BRUCKNER: Symphony No. 5 in B-flat (Nowak Edition) – London Sym. Orch./ Lance Friedel – MSR Classics

by | Mar 13, 2016 | SACD & Other Hi-Res Reviews

Could we be witnessing the birth of a born Brucknerian? Yes, if this recording has anything to say about it.

BRUCKNER: Symphony No. 5 in B-flat (Nowak Edition) – London Sym. Orch./ Lance Friedel – MSR Classics multichannel SACD MS 1600, 73:19 [Distr. by Albany] *****:

Not since 2010, as far as I can tell, has MSR ventured into Super Audio territory. I made a comment back then on their piano disc, the first they offered, that if subsequent issues were like this, then we were in very good hands. Well, listening to Lance Friedel’s Bruckner offering only confirms that assessment.

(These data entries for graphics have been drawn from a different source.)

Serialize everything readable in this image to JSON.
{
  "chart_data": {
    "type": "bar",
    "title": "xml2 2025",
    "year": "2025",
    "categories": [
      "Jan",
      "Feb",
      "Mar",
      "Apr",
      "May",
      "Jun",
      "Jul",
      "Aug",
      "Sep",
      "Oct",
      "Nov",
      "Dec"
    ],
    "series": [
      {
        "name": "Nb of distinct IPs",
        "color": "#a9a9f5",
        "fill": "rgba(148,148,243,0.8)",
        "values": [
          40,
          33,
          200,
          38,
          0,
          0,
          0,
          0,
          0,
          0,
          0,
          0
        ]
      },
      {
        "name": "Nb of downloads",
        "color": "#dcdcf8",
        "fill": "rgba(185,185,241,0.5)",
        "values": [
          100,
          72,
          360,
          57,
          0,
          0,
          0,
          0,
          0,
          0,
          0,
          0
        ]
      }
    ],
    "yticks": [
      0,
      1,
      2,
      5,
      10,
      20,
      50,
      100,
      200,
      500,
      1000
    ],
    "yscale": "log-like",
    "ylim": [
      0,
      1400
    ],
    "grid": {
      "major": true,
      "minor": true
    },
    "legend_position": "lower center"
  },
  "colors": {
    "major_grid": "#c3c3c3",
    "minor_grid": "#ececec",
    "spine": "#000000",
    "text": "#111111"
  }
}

Friedel, known to me only once previously from a marvelous Nielsen album, has got the measure of this sometimes elusive, yet rather editorially stable Fifth Symphony. Bruckner’s second longest work has been accused of being difficult to hold together, yet if the truth is told it is one of the most successful works of his found on record. Perhaps there are just fewer interpretative decisions to make due to the numerous detailed instructions that the conductor left in the score, maybe partially inspired by a visit to Bayreuth to hear Wagner’s orchestral inklings up close and personal. He seems to have returned with a new vision especially of the brass and woodwinds, and pays much more attention instruction-wise than in any of the previous symphonies.

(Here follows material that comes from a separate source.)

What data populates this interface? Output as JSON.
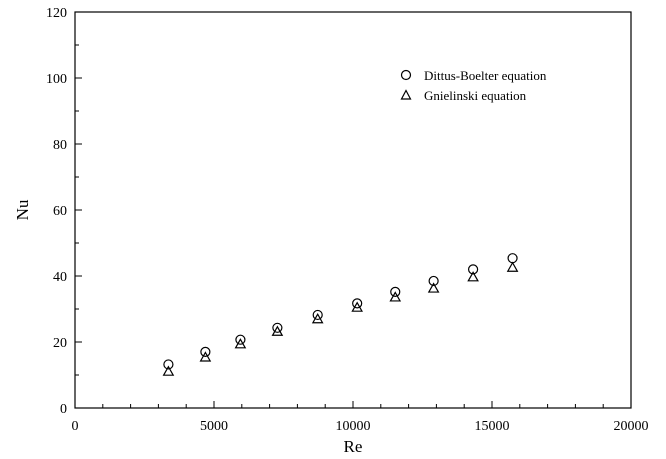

This is also a very complex work thematically, with links moving across each movement. Yet there do not seem to be as many often jarring episodes which cause so many conductors fits, though the complications of the piece proved irresistibly provocative to early performers and publishers, notably Franz Schalk, who decimated the work in his “reduction”. Friedel takes the piece at face value, and relies heavily on his instinctual sense of balance and warmth to convey the innate tonal shimmer of the work, and allows the fully Brucknerian and traditional concept of “ground up” building blocks of harmonic structure to sway throughout. The soundstage is slightly distant yet exceptionally warm, perhaps a little like Karajan but with better sound than he could ever imagine. The LSO plays beautifully here, majestically when needed, but never losing the silky melodic imaging so important in this work.

If I continue to favor the RCA Harnoncourt with the Vienna Phil. it’s only because of the magnificent ingrained sensibilities that the conductor brings to the score. Yet Friedel is not far behind, and I am not convinced that further listening won’t displace the late, beloved conductor. Let’s hope for a series, and definitely in SACD!